Zohran Mamdani, el inmigrante que cambió el rumbo político de Nueva York

Con apenas 34 años, el demócrata de raíces ugandesas e ideología socialista se convirtió en el alcalde más joven y el primero musulmán en la historia moderna de la ciudad. Su triunfo simboliza un cambio generacional y cultural frente al discurso de Donald Trump.

Nueva York volvió a escribir historia. Zohran Mamdani, un joven político de origen ugandés e hijo de inmigrantes indios, rompió todos los pronósticos al imponerse en las elecciones municipales y convertirse en el nuevo alcalde de la ciudad.

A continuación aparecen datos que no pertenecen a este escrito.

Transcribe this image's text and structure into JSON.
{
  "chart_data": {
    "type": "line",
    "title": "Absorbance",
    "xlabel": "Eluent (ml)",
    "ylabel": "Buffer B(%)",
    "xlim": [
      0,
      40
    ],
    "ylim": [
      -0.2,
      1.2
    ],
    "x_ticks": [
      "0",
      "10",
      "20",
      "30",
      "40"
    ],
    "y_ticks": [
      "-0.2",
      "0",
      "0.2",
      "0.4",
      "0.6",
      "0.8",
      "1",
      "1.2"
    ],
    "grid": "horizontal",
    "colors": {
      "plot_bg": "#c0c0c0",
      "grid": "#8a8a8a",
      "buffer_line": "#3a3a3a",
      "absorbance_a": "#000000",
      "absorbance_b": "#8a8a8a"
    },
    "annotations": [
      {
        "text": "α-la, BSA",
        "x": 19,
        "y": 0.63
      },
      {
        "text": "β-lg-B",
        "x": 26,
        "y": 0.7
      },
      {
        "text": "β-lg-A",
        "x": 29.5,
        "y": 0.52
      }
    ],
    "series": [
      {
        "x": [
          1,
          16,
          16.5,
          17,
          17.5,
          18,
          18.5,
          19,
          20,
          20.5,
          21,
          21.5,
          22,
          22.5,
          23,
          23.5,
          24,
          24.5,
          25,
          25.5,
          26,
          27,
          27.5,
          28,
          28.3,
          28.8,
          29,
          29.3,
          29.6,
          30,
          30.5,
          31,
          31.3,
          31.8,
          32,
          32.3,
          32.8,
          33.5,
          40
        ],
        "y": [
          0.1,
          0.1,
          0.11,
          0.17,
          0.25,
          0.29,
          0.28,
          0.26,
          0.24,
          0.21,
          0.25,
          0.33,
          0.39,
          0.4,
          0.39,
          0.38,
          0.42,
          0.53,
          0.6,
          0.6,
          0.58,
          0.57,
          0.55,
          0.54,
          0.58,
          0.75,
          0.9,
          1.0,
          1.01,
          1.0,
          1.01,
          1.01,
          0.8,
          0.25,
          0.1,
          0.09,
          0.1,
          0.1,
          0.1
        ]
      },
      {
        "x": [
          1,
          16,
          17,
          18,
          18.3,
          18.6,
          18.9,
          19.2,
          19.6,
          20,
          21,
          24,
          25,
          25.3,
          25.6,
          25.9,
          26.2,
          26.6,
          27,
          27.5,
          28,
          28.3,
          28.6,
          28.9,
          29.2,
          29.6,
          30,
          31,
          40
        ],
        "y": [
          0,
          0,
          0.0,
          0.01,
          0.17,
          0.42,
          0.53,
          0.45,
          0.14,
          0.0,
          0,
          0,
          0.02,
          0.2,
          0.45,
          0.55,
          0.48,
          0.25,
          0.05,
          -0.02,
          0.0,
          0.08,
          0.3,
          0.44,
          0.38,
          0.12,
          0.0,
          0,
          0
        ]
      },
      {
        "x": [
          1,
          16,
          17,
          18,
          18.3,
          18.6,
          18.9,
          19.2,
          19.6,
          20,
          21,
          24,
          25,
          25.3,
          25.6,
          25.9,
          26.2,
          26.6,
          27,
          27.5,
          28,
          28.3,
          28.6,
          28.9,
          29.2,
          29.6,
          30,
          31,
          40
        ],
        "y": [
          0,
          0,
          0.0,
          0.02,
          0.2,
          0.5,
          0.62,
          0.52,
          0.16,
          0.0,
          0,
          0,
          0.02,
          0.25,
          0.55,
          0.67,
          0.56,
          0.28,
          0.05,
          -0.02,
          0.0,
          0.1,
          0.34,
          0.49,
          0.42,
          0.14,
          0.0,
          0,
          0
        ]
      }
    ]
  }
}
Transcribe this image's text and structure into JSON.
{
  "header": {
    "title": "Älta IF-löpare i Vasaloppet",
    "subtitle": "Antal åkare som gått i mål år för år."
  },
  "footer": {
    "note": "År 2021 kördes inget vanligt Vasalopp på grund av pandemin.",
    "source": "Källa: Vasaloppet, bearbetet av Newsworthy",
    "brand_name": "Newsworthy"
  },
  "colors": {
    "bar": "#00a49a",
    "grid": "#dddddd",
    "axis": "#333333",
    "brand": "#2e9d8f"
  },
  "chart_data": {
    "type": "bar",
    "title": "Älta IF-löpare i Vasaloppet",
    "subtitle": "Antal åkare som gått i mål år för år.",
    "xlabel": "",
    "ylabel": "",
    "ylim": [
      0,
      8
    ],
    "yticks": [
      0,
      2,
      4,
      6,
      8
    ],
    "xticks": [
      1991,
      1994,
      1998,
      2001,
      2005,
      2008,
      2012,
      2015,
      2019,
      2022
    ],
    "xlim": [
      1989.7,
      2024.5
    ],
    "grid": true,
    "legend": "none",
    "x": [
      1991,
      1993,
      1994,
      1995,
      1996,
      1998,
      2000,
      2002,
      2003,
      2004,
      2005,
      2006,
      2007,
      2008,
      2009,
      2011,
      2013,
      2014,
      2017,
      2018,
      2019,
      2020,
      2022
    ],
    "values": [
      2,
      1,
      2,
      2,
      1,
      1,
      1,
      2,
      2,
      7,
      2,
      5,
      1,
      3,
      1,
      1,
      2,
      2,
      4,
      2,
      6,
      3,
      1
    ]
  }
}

Su victoria, construida desde los márgenes, marca no solo un relevo generacional, sino también un desafío abierto a la narrativa del miedo y la división que domina la política estadounidense.

Con 34 años, Mamdani se define socialista y habla con la naturalidad de quien entiende lo que cuesta pagar la renta en Brooklyn. Su campaña, centrada en los trabajadores, los migrantes y los jóvenes, le ganó la simpatía de un electorado que ve en él una esperanza frente a la desigualdad urbana. “Nueva York seguirá siendo una ciudad construida por inmigrantes y ahora, liderada por uno de ellos”, dijo ante una multitud emocionada tras conocerse su triunfo.

El presidente Donald Trump, visiblemente incómodo con el resultado, trató de explicar la derrota republicana culpando al cierre del gobierno y a su propia ausencia en las papeletas. En redes sociales, arremetió contra Mamdani, llamándolo “enemigo de los judíos” y “comunista”, mientras prometía recortar fondos a la ciudad. Pero el tono exasperado del magnate contrastó con el entusiasmo en las calles neoyorquinas, donde miles celebraban el ascenso de un alcalde que representa la diversidad de la urbe.

Los resultados también dieron aire al Partido Demócrata, que recuperó las gobernaciones de Nueva Jersey y Virginia. En medio de un clima político enrarecido por el regreso de Trump a la Casa Blanca, la victoria de Mamdani funciona como un contrapeso simbólico: un recordatorio de que, en la ciudad que nunca duerme, los votantes siguen apostando por el cambio, la pluralidad y las voces jóvenes que sueñan con una política más humana.